Variant comparison in 83 clinical samples among cdDAS, cdWGS, and cfDAS data A. Allele frequency distribution in cdDAS, cdWGS, and cfDAS data (bandwidth = 0.01). B. Number of different loci between cfDAS and cdWGS data. C. Distribution of DRMs with different allele frequencies between cfDAS and cdWGS data. D. Similarity between cdDAS and cdWGS data based on target loci. E. Correlation of allele frequencies between cdDAS and cdWGS data. F. Similarity between cfDAS and cdWGS data based on target loci. G. Correlation of allele frequencies between cfDAS and cdWGS data. H. Box plot showing the differences in allele frequency between any two of cfDAS, cdDAS, and cdWGS datasets.

Figure 4

DRMs affecting mDST on clinical specimens before and after culture The alluvial plot generated by the easyalluvial package in R was used to visualize the connection for mutations.
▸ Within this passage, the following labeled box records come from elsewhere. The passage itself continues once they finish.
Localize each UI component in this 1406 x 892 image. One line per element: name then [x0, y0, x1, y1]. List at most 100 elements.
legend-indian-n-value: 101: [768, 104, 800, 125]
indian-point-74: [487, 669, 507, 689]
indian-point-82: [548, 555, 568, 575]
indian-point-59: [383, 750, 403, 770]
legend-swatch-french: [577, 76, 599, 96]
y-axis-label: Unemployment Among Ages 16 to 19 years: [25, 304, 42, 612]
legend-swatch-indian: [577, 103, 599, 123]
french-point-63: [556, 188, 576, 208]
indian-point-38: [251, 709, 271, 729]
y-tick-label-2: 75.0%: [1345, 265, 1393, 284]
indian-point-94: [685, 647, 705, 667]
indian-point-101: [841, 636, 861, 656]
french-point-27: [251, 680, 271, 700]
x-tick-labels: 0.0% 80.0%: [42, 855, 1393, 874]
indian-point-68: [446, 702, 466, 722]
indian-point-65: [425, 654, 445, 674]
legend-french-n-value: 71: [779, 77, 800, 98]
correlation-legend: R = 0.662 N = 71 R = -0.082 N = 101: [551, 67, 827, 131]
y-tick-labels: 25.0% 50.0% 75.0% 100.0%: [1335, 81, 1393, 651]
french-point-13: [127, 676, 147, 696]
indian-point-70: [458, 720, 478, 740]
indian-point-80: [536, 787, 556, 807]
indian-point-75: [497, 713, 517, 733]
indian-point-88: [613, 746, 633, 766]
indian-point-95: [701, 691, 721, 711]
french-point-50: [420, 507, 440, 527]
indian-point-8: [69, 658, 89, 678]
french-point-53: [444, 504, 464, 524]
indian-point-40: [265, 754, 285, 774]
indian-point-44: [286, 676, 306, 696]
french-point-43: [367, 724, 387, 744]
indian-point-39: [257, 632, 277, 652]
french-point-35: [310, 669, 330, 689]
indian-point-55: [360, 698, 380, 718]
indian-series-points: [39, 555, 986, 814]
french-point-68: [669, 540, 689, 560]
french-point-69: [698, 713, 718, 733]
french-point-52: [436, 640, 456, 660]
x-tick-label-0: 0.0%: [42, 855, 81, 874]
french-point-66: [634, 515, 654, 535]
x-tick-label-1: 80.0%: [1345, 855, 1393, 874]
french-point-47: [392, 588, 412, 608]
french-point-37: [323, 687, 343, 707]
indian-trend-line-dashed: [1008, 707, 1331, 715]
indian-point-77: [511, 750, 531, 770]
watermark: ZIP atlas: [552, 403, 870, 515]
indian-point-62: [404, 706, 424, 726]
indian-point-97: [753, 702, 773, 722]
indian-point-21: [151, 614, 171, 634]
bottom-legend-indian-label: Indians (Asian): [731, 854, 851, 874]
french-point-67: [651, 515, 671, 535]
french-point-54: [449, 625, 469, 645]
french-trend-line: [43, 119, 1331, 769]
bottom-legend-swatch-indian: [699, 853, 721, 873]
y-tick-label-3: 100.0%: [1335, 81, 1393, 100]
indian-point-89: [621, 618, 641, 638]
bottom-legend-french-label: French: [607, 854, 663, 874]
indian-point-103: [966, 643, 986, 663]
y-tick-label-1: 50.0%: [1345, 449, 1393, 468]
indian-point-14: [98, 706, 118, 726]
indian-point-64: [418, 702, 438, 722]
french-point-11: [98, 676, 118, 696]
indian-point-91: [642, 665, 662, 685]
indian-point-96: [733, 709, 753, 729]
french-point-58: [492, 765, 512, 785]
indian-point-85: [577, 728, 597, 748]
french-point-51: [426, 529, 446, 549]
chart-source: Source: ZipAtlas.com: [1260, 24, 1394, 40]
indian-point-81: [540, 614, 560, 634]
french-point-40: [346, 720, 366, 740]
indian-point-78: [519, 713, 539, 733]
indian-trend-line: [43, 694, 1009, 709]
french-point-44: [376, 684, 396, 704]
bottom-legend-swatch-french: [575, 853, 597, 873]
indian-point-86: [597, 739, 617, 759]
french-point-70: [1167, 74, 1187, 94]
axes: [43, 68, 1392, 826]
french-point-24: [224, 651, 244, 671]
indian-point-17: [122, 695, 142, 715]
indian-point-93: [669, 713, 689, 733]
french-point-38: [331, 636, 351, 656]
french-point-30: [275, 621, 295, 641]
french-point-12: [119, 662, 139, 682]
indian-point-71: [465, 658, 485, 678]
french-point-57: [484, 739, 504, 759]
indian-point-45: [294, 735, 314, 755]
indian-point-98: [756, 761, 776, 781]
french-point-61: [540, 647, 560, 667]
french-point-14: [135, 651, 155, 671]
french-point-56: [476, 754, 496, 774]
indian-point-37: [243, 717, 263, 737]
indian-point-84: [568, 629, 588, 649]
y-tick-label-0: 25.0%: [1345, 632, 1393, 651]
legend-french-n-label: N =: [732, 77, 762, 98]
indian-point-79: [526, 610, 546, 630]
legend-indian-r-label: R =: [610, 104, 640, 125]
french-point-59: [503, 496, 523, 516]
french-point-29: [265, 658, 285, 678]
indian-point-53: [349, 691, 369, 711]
The mutations were clustered by sample, drug, frequency in cfDAS data, frequency in cdWGS data, gene, and mutation. Different colors stand for different drugs. EMB, ethambutol; RFB, rifabutin; FQ, fluoroquinolone; INH, isoniazid; ETO, ethionamide; AK, amikacin; KM, kanamycin; SM, streptomycin.

Figure 5

Allele frequency change between cfDAS and cdWGS data A. Allele frequency of DRMs in S001 (TBX1) increased in cdWGS data. B. Allele frequency of DRMs in S074 (TBX74) increased or decreased in cdWGS data. C. Allele frequency of DRMs in S077 (TBX77) decreased in cdWGS data. D. Allele frequency of gyrA:D94G in S295 (TBX295) increased together with the FQ treatment in cdWGS data. CM, compensatory mutation.